HGS-Mapping: Online Dense Mapping Using Hybrid Gaussian Representation in Urban Scenes
This addresses the need for efficient scene understanding and navigation for autonomous vehicles, representing an incremental improvement by integrating Gaussian representation into online dense mapping.
The paper tackles the problem of online dense mapping in urban scenes by proposing HGS-Mapping, which uses a hybrid Gaussian representation to overcome challenges like incomplete reconstruction and high computation, achieving state-of-the-art accuracy with 66% fewer Gaussians and 20% faster reconstruction speed.

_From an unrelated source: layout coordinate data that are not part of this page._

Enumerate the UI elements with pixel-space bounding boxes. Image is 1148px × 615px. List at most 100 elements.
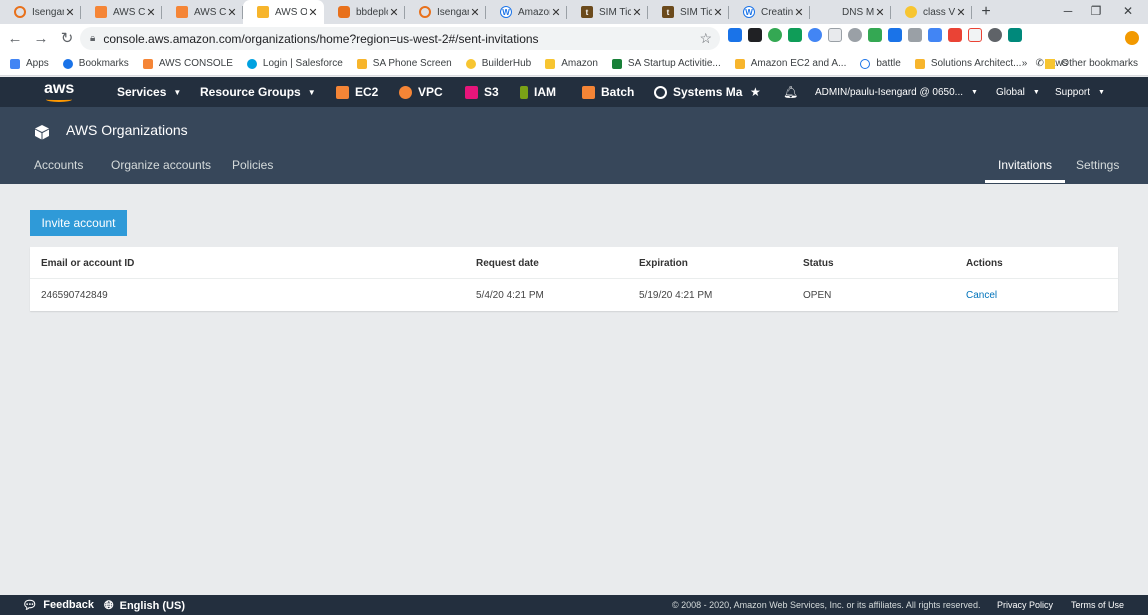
address-bar[interactable]: 🔒︎ console.aws.amazon.com/organizations/… xyxy=(80,27,720,50)
tab-close-icon[interactable]: ✕ xyxy=(712,6,724,19)
wiki-icon: W xyxy=(743,6,755,18)
bookmark-item[interactable]: BuilderHub xyxy=(465,58,531,69)
bookmark-item[interactable]: Login | Salesforce xyxy=(246,58,343,69)
close-window-button[interactable]: ✕ xyxy=(1108,0,1148,24)
extension-download-icon[interactable] xyxy=(728,28,742,42)
tab-close-icon[interactable]: ✕ xyxy=(226,6,238,19)
support-menu[interactable]: Support ▼ xyxy=(1055,77,1105,107)
tab-invitations[interactable]: Invitations xyxy=(984,158,1066,183)
table-header: Email or account ID Request date Expirat… xyxy=(30,247,1118,279)
extension-gear-icon[interactable] xyxy=(988,28,1002,42)
tab-close-icon[interactable]: ✕ xyxy=(64,6,76,19)
extension-icon[interactable] xyxy=(1008,28,1022,42)
tab-close-icon[interactable]: ✕ xyxy=(307,6,319,19)
browser-tab[interactable]: Isengard✕ xyxy=(0,0,81,24)
extension-icon[interactable] xyxy=(908,28,922,42)
extension-icon[interactable] xyxy=(828,28,842,42)
browser-tab[interactable]: WAmazon✕ xyxy=(486,0,567,24)
cancel-invitation-link[interactable]: Cancel xyxy=(966,290,997,301)
region-menu[interactable]: Global ▼ xyxy=(996,77,1040,107)
shortcut-s3[interactable]: S3 xyxy=(465,77,499,107)
extension-icon[interactable] xyxy=(848,28,862,42)
bookmark-item[interactable]: AWS CONSOLE xyxy=(142,58,233,69)
other-bookmarks[interactable]: Other bookmarks xyxy=(1061,58,1138,69)
aws-smile-icon xyxy=(46,97,72,102)
organizations-cube-icon xyxy=(35,125,49,140)
privacy-policy-link[interactable]: Privacy Policy xyxy=(997,600,1053,610)
browser-tab[interactable]: bbdeplo✕ xyxy=(324,0,405,24)
shortcut-batch[interactable]: Batch xyxy=(582,77,634,107)
invite-account-button[interactable]: Invite account xyxy=(30,210,127,236)
bookmark-item[interactable]: battle xyxy=(860,58,901,69)
shortcut-ec2[interactable]: EC2 xyxy=(336,77,378,107)
pin-icon[interactable]: ★ xyxy=(750,77,761,107)
shortcut-iam[interactable]: IAM xyxy=(520,77,556,107)
profile-avatar-icon[interactable] xyxy=(1125,31,1139,45)
shortcut-systems-manager[interactable]: Systems Ma xyxy=(654,77,742,107)
url-text: console.aws.amazon.com/organizations/hom… xyxy=(103,31,539,46)
language-selector[interactable]: 🌐︎ English (US) xyxy=(104,598,185,613)
bell-icon[interactable]: 🔔︎ xyxy=(783,77,798,107)
aws-cube-icon xyxy=(142,58,153,69)
tab-close-icon[interactable]: ✕ xyxy=(793,6,805,19)
extension-icon[interactable] xyxy=(748,28,762,42)
forward-arrow-icon[interactable]: → xyxy=(28,30,54,47)
reload-icon[interactable]: ↻ xyxy=(54,29,80,47)
extension-icon[interactable] xyxy=(868,28,882,42)
bookmark-item[interactable]: Solutions Architect... xyxy=(914,58,1021,69)
shortcut-vpc[interactable]: VPC xyxy=(399,77,443,107)
bookmark-item[interactable]: Amazon EC2 and A... xyxy=(734,58,846,69)
tab-policies[interactable]: Policies xyxy=(232,158,273,172)
caret-down-icon: ▼ xyxy=(971,88,978,96)
back-arrow-icon[interactable]: ← xyxy=(2,30,28,47)
cell-request-date: 5/4/20 4:21 PM xyxy=(476,290,544,301)
tab-close-icon[interactable]: ✕ xyxy=(550,6,562,19)
tab-accounts[interactable]: Accounts xyxy=(34,158,83,172)
extension-translate-icon[interactable] xyxy=(928,28,942,42)
tab-close-icon[interactable]: ✕ xyxy=(145,6,157,19)
bookmark-item[interactable]: SA Startup Activitie... xyxy=(611,58,721,69)
bookmark-star-icon[interactable]: ☆ xyxy=(699,30,712,47)
extension-icon[interactable] xyxy=(968,28,982,42)
extension-icon[interactable] xyxy=(788,28,802,42)
browser-tab[interactable]: DNS Ma✕ xyxy=(810,0,891,24)
feedback-button[interactable]: 💬︎ Feedback xyxy=(22,598,94,612)
tab-close-icon[interactable]: ✕ xyxy=(874,6,886,19)
bookmark-item[interactable]: Amazon xyxy=(545,58,598,69)
aws-console-nav: aws Services ▼ Resource Groups ▼ EC2 VPC S… xyxy=(0,77,1148,107)
extension-icon[interactable] xyxy=(768,28,782,42)
tab-settings[interactable]: Settings xyxy=(1076,158,1119,172)
tab-close-icon[interactable]: ✕ xyxy=(955,6,967,19)
services-menu[interactable]: Services ▼ xyxy=(117,77,181,107)
bookmark-item[interactable]: SA Phone Screen xyxy=(356,58,452,69)
terms-of-use-link[interactable]: Terms of Use xyxy=(1071,600,1124,610)
browser-tab-active[interactable]: AWS Or✕ xyxy=(243,0,324,24)
account-menu[interactable]: ADMIN/paulu-Isengard @ 0650... ▼ xyxy=(815,77,978,107)
sheet-icon xyxy=(611,58,622,69)
bookmarks-overflow-button[interactable]: » xyxy=(1022,58,1028,69)
browser-tab[interactable]: AWS Co✕ xyxy=(162,0,243,24)
aws-logo[interactable]: aws xyxy=(44,80,74,102)
browser-tab[interactable]: tSIM Tick✕ xyxy=(567,0,648,24)
cell-status: OPEN xyxy=(803,290,832,301)
extension-pdf-icon[interactable] xyxy=(948,28,962,42)
browser-tab[interactable]: tSIM Tick✕ xyxy=(648,0,729,24)
bookmark-item[interactable]: Apps xyxy=(10,58,49,69)
folder-icon xyxy=(545,58,556,69)
cell-expiration: 5/19/20 4:21 PM xyxy=(639,290,713,301)
browser-tab[interactable]: class Vp✕ xyxy=(891,0,972,24)
isengard-icon xyxy=(14,6,26,18)
browser-tab[interactable]: Isengard✕ xyxy=(405,0,486,24)
tab-close-icon[interactable]: ✕ xyxy=(469,6,481,19)
tab-organize-accounts[interactable]: Organize accounts xyxy=(111,158,211,172)
bookmarks-bar: Apps Bookmarks AWS CONSOLE Login | Sales… xyxy=(0,52,1148,76)
new-tab-button[interactable]: + xyxy=(972,0,1000,24)
browser-tab[interactable]: AWS Co✕ xyxy=(81,0,162,24)
bookmark-item[interactable]: Bookmarks xyxy=(62,58,129,69)
resource-groups-menu[interactable]: Resource Groups ▼ xyxy=(200,77,316,107)
tab-close-icon[interactable]: ✕ xyxy=(631,6,643,19)
tab-close-icon[interactable]: ✕ xyxy=(388,6,400,19)
browser-tab[interactable]: WCreating✕ xyxy=(729,0,810,24)
extension-calendar-icon[interactable] xyxy=(888,28,902,42)
extension-icon[interactable] xyxy=(808,28,822,42)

Online dense mapping of urban scenes forms a fundamental cornerstone for scene understanding and navigation of autonomous vehicles. Recent advancements in mapping methods are mainly based on NeRF, whose rendering speed is too slow to meet online requirements. 3D Gaussian Splatting (3DGS), with its rendering speed hundreds of times faster than NeRF, holds greater potential in online dense mapping. However, integrating 3DGS into a street-view dense mapping framework still faces two challenges, including incomplete reconstruction due to the absence of geometric information beyond the LiDAR coverage area and extensive computation for reconstruction in large urban scenes. To this end, we propose HGS-Mapping, an online dense mapping framework in unbounded large-scale scenes. To attain complete construction, our framework introduces Hybrid Gaussian Representation, which models different parts of the entire scene using Gaussians with distinct properties. Furthermore, we employ a hybrid Gaussian initialization mechanism and an adaptive update method to achieve high-fidelity and rapid reconstruction. To the best of our knowledge, we are the first to integrate Gaussian representation into online dense mapping of urban scenes. Our approach achieves SOTA reconstruction accuracy while only employing 66% number of Gaussians, leading to 20% faster reconstruction speed.